How Germany got too tough on insider trading
Roula Khalaf, Editor of the FT, selects her favourite stories in this weekly newsletter.
For a 48-year-old former public relations specialist who is currently facing trial over charges of large-scale insider trading, the potential jail term of up to five years is almost a side show. If found guilty on all charges, he can expect to be ordered to pay €24mn to the German government — almost twice the profit he is accused of having made in the allegedly illicit trades, and much more than he ever owned. The debt would probably haunt him for the rest of his life.
The case shows how massively the stakes for insider traders in Germany have risen since the government reformed the country’s disgorgement laws in 2017. Since then, every single euro that was involved in an illegal transaction will be seized by the government, regardless if it represents the principal or profits. In effect, insider traders are being treated like drug dealers who cannot subtract their cost of buying cocaine from their profits.
This can have consequences that “are representing a second, life-long punishment that is much more extreme than the original sentence”, says Björn Boerger, a partner at law firm Knauer. He is representing the key defendant in another high-profile insider trading case in Germany, a former asset manager who admitted to front-running his own trades, generating a total of €8mn in profit. After his case was retrialed last year in Frankfurt, his jail term was reduced by a year to two years and six months. However, Frankfurt judges upheld an earlier verdict that ordered the defendant to pay €45mn to the government — the total cumulated trading volume of his more than 50 trades.
Legal experts warn that this draconian approach is clashing with a fundamental principle of Germany’s rule of law — the notion that every convicted criminal must have a meaningful chance to reintegrate into society after serving jail time. Unlike in the US, where fraudster Bernard Madoff in 2021 died in prison serving a 150-year sentence, and prosecutors this month demanded a jail term of up to 50 years for Sam Bankman-Fried, maximum time in jail in Germany is usually capped at 15 years. Even life-long sentences can be suspended after that period of time.
By contrast, there is no cap when it comes to disgorgement, which in insider trading cases can easily result in very large penalties due to the fast-moving nature of stock market trading. Investors often use the same principal in concurrent transactions when they buy and sell stocks. Imagine a trader who buys shares for €1,000 and sells them for €1,200, then uses the €1000 again to buy different shares that he again sells for €1,200. If a court concluded that the trades were based on insider information, the trader would be forced to pay €2,400 to the court. “This is totally absurd,” says Felix Rettenmaier, the lawyer for the former PR adviser who is currently facing trial in Frankfurt.
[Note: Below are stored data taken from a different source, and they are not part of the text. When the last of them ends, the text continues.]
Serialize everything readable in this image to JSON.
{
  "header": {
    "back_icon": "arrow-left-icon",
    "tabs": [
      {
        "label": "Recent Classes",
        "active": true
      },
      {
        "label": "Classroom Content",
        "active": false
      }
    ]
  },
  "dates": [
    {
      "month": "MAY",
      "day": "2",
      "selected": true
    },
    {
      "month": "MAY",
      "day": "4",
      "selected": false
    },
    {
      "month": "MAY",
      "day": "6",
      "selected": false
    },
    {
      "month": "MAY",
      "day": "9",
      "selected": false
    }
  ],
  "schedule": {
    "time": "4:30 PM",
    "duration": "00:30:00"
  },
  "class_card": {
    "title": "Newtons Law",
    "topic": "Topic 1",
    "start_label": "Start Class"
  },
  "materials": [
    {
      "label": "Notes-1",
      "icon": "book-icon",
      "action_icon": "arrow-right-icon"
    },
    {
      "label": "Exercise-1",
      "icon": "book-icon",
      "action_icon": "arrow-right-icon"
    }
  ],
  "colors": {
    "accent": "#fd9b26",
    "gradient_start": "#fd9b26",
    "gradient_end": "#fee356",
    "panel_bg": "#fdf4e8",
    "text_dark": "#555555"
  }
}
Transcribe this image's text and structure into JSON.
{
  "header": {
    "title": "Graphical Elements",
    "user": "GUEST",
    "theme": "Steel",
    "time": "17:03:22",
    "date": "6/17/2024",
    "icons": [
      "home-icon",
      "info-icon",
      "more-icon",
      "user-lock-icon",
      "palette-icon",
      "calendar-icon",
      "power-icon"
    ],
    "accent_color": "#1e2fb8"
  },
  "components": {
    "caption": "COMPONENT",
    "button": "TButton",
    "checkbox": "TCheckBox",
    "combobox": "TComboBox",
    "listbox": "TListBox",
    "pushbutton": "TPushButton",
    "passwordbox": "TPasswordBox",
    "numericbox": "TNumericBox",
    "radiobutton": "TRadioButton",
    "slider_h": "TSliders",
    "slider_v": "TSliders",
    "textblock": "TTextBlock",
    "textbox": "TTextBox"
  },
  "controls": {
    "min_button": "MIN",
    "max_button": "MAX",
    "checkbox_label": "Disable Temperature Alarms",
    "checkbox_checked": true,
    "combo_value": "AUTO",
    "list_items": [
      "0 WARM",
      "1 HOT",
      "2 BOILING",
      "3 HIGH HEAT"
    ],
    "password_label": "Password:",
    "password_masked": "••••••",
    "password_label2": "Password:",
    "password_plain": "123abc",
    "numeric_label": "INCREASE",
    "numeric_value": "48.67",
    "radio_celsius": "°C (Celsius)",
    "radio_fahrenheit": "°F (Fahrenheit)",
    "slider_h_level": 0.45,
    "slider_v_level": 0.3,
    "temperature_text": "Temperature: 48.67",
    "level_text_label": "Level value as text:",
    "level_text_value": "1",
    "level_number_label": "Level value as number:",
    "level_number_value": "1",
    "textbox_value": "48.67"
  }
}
Moreover, there is no way out for a convicted insider trader. Even if they filed for personal insolvency under German law, the obligation to meet the court’s disgorgement order would remain in place. “These rules can easily result in the total economic annihilation of an affected individual,” says Rettenmaier.
While honest investors may feel little pity for insider traders, the current rules may be so harsh that they could actually backfire for society and markets. Some legal experts argue that they may make it harder to track down insider traders in the first place as the rules create massive disincentives for whistleblowers. As German courts have no discretion over the level of disgorgements, even insider traders who turn themselves in and implicate partners in crime cannot expect leniency.
The best option for insider traders who want to come clean may be to quietly relocate to a country with no extradition agreement with Germany, according to a white collar crime lawyer.
German lawmakers could take their cues from European regulators who for years have been actively incentivising whistleblowing, offering immunity to companies who actively flag illicit price fixing.
Germany’s extremely harsh stance on insider traders is not only counter-productive but also at odds with other features of laws that make it harder to track down insider trading. For instance, public prosecutors and the police are barred from tapping the phones of suspected insider traders as it is not included in a list of grave offences that justify such an intrusion of privacy under German law. As a consequence, prosecutors often struggle to pin down the precise source of information. Rather than punishing insider traders overly harshly, priorities might be better focused on making it easier to catch those who have yet gone unnoticed.